At last the carriage began to slow, cutting away from the main highway and onto a narrow stone road leading between a line of fir trees. Leaning to his left and looking past the hunched figure of the driver, Alterith could see the wrought iron gates that barred the way to the Moidart’s huge country manor. It was here that the Lord of the Highlands spent the winter. Two musketeers stood sentry, the sunlight gleaming on the gold braid and bright brass buttons of their yellow jerkins. The first of them called out for the carriage to stop, and, laying aside his long-barrelled musket, stepped forward to inspect the vehicle. He looked closely at Alterith.

‘Are you carrying any weapons, sir?’ he asked.

‘I am not.’

‘Be so kind as to step down.’

Alterith pushed open the small door and climbed from the carriage. His black greatcoat was tight fitting, but, he supposed, it could still have hidden a small knife. The soldier expertly ran his hands over Alterith’s garments.

‘My apologies to you, sir, for the impertinence,’ said the sentry.

Alterith resumed his seat and the second sentry opened the gates.
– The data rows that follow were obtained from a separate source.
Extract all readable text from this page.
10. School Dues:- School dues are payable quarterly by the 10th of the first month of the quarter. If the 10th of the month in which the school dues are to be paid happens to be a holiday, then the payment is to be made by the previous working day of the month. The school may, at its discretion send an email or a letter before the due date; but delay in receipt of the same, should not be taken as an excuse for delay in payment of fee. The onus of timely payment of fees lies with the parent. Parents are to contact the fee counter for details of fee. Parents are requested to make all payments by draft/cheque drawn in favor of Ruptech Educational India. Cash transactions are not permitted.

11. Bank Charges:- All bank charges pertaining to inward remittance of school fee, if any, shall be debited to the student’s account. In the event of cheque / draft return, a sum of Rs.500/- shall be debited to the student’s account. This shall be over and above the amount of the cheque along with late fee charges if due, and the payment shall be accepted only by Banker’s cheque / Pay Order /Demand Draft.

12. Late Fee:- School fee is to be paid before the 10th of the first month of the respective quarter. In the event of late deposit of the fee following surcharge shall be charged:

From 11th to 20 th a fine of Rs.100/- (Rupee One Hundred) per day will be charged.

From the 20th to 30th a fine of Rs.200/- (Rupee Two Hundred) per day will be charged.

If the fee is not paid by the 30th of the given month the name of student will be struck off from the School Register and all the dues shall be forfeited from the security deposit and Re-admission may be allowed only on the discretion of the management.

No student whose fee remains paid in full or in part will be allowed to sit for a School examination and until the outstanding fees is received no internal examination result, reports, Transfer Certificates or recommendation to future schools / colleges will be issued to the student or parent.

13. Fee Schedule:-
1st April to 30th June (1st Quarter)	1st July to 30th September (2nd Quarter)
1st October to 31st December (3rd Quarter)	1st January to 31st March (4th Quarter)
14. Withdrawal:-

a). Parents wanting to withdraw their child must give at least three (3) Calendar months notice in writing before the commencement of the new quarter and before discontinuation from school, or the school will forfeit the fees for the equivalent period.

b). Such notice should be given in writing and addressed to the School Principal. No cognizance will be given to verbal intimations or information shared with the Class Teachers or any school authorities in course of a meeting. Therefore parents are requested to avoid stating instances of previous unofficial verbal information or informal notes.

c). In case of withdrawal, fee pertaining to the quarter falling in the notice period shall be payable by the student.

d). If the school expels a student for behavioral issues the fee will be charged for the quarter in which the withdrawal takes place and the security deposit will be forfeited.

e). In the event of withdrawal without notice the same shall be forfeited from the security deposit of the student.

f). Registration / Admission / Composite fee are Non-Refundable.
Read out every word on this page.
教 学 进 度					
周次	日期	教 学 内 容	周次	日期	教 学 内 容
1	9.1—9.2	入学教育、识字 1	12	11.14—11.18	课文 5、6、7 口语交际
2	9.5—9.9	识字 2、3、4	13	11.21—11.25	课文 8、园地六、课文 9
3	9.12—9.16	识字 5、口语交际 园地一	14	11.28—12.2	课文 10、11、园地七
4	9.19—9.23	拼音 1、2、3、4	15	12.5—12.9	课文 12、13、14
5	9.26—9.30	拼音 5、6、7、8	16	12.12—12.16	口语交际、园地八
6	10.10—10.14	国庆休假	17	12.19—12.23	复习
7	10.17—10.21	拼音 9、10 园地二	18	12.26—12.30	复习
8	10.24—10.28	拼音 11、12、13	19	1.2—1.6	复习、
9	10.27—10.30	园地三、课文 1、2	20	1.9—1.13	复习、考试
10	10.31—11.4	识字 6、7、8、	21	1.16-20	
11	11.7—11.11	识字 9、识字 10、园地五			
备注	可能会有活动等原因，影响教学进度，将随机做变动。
The sound of blades clashing was music to the ears of Mulgrave. Such was the skill of the fencing master that he did not even have to see a duel to judge the skill of the fighters. He had but to hear the sweet sword song of kissing steel. Mulgrave loved to fence, and could have made his fortune as a duellist in any one of fifty major cities across the empire. The problem – though Mulgrave did not see it as such – was that he did not like to kill. There were those who thought him squeamish, and others who whispered that the swordsman was a coward. None, however, was sure enough of either view to dare to speak them to his face.